Auch wenn "Jaim" keine Blaupause dafür ist, was Andrea auf den folgenden elf Songs zusammenpuzzelt, dafür ist das Album insgesamt zu divers aufgestellt, ziehen sich die verschiedenen Elemente wie ein roter Faden durch "Due In Color". Für die Grundierung sind oftmals weiche, schwerelose Synth Pads gewählt, die eine diesige, unwirkliche Atmosphäre aufziehen und zusätzlich schon in jenen tieferen Schichten die melodische Basis in Stellung bringen. In der Zwischenebene stehen dicke Basspfeiler für die schlabbernden Hosenbeine - sofern man überhaupt noch Hosen trägt, mein Mitgefühl - und den Groove, wie beispielsweise in "Sephr", das wie ein in Stahlbeton gegossenes Dubstep-Monster durch ein Sumpfgebiet walzt, oder als Antithese in "Chessbio" die Umgebung für ein leichtfüßiges, angejazztes Spiel mit Cymbals in den Obertönen liefert. Am Ende der Klangpyramide stehen die unwiderstehlichen jazzy Beats, die sich verspielt und tänzelnd wie ein Hochamt des Nu Jazz durch eine Hanfplantage fräsen. Ein solcher Höhepunkt ist "Ress", eine kühl funkelnde Broken Beat-Endorphinschleuder, sowohl für einen introspektiven Sonntagmorgen im Frühling als auch beim Klosteinschniefen in Clubatmosphäre funktioniert.
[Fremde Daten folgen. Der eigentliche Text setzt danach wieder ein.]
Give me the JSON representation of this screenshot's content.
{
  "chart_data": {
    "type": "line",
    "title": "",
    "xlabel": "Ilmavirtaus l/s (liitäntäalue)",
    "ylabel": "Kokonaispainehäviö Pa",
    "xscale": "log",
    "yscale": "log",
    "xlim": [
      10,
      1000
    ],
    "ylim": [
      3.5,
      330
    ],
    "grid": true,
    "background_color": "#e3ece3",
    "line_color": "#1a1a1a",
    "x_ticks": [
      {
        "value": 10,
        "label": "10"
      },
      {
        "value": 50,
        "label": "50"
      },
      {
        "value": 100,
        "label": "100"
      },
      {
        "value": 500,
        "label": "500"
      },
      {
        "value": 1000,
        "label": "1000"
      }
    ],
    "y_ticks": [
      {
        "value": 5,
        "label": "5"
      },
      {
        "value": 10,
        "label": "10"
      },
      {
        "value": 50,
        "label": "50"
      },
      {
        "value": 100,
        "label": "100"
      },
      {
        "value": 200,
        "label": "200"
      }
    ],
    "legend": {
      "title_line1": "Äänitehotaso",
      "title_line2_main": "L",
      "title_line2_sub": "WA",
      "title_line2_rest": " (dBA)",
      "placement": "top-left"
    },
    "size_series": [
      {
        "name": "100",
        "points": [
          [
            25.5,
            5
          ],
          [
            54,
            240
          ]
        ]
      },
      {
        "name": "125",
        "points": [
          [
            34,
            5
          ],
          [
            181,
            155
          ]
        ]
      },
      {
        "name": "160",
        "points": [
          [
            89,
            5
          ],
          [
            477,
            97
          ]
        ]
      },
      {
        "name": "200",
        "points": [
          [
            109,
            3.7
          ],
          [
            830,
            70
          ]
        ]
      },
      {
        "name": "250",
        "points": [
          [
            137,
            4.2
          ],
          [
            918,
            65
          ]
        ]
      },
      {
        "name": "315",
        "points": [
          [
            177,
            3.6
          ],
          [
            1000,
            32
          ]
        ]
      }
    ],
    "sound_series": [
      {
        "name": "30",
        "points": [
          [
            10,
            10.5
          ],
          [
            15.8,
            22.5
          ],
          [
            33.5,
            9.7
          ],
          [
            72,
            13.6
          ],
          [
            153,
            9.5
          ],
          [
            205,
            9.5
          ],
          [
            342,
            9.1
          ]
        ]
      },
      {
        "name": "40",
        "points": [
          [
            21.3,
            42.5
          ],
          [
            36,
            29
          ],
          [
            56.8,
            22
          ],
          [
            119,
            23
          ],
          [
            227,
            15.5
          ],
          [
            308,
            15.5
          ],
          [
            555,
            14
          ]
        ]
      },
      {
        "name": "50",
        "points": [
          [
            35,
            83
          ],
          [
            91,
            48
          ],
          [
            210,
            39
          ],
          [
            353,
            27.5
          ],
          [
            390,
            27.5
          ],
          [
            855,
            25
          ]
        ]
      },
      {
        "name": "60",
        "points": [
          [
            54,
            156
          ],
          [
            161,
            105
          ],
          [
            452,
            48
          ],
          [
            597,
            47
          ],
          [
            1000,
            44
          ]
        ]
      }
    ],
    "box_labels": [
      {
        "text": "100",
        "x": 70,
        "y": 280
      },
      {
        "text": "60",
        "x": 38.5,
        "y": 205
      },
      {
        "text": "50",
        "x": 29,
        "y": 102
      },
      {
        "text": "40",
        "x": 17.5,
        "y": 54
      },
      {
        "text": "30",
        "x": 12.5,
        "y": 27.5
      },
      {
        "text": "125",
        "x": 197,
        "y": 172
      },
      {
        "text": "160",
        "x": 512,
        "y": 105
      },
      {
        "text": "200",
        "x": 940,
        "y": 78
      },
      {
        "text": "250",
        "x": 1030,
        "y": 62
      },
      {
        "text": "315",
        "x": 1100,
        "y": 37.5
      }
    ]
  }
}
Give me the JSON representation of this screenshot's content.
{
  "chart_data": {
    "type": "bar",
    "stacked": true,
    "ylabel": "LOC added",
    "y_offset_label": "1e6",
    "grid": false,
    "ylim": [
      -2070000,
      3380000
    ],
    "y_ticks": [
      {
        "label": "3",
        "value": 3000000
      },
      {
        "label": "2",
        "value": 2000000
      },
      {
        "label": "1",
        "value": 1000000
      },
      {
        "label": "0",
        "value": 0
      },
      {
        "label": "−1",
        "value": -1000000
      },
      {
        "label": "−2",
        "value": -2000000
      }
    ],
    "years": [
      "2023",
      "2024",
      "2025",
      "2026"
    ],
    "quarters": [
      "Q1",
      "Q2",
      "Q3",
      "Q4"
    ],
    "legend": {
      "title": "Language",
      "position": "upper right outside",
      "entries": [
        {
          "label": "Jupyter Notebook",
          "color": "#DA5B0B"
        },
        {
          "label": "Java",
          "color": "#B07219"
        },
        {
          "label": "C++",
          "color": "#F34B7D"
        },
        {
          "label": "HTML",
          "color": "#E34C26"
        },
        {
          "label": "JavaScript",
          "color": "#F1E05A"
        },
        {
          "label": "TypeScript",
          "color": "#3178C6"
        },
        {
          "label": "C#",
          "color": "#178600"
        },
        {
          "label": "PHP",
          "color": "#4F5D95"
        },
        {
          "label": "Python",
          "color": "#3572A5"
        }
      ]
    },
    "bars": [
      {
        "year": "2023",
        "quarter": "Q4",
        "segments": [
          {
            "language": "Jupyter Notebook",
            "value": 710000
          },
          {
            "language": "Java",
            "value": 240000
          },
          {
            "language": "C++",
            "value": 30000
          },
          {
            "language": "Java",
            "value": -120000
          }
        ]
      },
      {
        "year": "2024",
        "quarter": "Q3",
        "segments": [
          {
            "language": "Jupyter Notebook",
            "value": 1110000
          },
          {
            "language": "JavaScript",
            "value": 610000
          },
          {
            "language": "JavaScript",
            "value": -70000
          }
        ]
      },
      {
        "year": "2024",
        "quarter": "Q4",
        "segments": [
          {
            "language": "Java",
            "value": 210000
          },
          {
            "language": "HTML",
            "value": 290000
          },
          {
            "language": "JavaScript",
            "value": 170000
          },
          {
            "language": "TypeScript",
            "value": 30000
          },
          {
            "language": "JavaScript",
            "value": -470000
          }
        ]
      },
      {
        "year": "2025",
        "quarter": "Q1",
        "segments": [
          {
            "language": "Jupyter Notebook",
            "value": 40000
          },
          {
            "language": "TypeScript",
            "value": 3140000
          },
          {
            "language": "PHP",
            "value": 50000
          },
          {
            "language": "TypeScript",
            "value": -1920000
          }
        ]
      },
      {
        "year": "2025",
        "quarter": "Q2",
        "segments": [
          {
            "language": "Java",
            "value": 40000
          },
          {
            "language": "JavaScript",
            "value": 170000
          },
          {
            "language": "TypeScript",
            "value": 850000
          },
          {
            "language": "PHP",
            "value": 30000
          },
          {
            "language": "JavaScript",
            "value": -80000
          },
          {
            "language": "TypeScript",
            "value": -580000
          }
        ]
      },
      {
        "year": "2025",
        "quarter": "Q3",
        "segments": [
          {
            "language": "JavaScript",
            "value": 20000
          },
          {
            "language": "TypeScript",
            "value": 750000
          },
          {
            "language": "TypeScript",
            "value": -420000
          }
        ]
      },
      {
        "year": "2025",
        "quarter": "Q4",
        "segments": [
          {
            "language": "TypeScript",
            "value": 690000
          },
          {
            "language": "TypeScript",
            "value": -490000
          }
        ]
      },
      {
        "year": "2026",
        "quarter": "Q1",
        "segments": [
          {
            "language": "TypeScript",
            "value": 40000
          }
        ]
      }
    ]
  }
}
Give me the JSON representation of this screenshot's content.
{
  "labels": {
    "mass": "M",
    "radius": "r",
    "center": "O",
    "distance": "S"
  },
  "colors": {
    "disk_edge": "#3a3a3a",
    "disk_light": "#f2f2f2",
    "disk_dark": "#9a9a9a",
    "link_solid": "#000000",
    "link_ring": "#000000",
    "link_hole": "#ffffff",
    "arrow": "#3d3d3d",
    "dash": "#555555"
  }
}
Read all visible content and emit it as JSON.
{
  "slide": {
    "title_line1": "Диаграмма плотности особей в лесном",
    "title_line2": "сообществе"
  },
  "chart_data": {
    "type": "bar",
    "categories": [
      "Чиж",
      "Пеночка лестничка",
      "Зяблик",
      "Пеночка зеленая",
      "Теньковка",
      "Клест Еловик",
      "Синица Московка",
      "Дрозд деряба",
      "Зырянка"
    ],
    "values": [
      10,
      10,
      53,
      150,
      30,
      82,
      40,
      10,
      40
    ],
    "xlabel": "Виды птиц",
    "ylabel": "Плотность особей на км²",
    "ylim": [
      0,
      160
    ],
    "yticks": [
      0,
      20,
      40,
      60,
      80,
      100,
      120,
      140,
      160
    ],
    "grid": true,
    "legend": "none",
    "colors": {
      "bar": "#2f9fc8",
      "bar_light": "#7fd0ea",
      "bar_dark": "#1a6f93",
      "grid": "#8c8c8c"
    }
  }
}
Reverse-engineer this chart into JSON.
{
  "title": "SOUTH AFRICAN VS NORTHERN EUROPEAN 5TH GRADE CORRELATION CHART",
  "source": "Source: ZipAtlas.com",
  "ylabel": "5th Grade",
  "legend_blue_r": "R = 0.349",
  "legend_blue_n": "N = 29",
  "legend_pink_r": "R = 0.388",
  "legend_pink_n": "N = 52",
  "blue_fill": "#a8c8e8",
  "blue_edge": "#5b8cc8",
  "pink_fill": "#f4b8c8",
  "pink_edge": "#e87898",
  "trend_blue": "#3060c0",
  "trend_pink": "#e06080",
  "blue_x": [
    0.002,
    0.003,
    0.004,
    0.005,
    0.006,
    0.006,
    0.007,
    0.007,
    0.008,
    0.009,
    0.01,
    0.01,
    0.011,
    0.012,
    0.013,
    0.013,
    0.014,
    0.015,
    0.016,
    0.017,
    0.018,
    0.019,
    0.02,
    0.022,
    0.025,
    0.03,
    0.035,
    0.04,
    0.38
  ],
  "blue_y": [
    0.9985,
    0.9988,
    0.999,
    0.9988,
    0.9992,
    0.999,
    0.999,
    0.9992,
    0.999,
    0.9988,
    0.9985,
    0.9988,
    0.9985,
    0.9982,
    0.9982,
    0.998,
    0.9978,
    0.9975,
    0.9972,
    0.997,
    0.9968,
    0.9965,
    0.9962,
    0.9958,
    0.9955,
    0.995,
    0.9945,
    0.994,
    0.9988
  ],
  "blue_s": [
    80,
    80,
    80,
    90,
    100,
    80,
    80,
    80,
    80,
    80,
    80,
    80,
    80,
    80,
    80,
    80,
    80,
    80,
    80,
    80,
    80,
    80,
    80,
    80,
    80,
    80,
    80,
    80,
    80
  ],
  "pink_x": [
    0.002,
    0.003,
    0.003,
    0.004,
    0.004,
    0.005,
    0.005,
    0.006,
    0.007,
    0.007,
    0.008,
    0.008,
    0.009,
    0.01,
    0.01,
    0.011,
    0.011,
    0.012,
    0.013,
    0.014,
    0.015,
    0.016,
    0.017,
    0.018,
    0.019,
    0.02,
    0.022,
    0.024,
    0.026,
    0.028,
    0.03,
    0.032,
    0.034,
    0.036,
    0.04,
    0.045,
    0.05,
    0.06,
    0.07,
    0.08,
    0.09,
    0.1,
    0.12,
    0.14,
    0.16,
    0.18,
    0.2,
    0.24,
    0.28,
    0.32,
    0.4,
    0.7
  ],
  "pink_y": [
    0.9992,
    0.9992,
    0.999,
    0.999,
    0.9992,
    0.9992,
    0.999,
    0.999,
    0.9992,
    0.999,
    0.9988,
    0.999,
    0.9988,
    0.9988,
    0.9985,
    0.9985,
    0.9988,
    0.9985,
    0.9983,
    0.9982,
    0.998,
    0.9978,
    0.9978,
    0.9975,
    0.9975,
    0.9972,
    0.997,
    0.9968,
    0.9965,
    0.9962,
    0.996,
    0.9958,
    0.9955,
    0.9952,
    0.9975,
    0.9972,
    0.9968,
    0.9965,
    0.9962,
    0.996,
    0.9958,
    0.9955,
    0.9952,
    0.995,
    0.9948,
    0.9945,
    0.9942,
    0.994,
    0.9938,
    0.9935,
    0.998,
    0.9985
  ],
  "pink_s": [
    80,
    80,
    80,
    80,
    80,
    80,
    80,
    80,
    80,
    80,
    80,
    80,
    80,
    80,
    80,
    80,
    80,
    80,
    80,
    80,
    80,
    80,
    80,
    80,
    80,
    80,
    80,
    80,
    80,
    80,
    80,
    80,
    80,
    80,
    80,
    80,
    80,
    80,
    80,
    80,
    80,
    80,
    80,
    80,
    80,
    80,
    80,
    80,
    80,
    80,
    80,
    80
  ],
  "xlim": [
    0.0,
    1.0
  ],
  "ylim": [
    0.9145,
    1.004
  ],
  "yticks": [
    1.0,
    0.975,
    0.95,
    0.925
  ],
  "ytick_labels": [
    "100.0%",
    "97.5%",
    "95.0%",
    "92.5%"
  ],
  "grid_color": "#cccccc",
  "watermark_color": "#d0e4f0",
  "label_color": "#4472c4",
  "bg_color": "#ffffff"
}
Wer anschließend noch das Feld mit den besinnlichen Ambient-Schwingungen entdecken möchte, taucht in "Dove Mai" und "Return Lei" ein: Ersterer eine Blubberparade mit Unterwasservibes, die so magisch arrangiert ist, dass sich die sechsminütige Spielzeit gefühlt mindestens halbiert, letztgenannter der mit kontemplativer Grandezza infusierte Abschlusstrack mit weitläufigem Blick über die vorangegangenen 65 Minuten, der sogar ein klein wenig an die wolkigen Klangungetüme von Brock van Wey's bvdub erinnert. 

Ich bin versucht, für "Due In Color" die "Größer als die Summe der einzelnen Teile"-Phrase niederzuschreiben, weil das Album als Ganzes so ein großes Ausrufezeichen setzt; der Vibe, die Komposition und Verschmelzung unterschiedlicher Spielarten elektronischer Musik, der Drang, sich kopfüber ins Ungewisse zu werfen, weil die Vision präsenter ist als der Zweifel. Andererseits ist's den "einzelnen Teilen" gegenüber schon recht despektierlich - hier funktioniert schon so ziemlich alles. Im Sinne von: ALLES.







Erschienen auf Ilian Tape, 2023.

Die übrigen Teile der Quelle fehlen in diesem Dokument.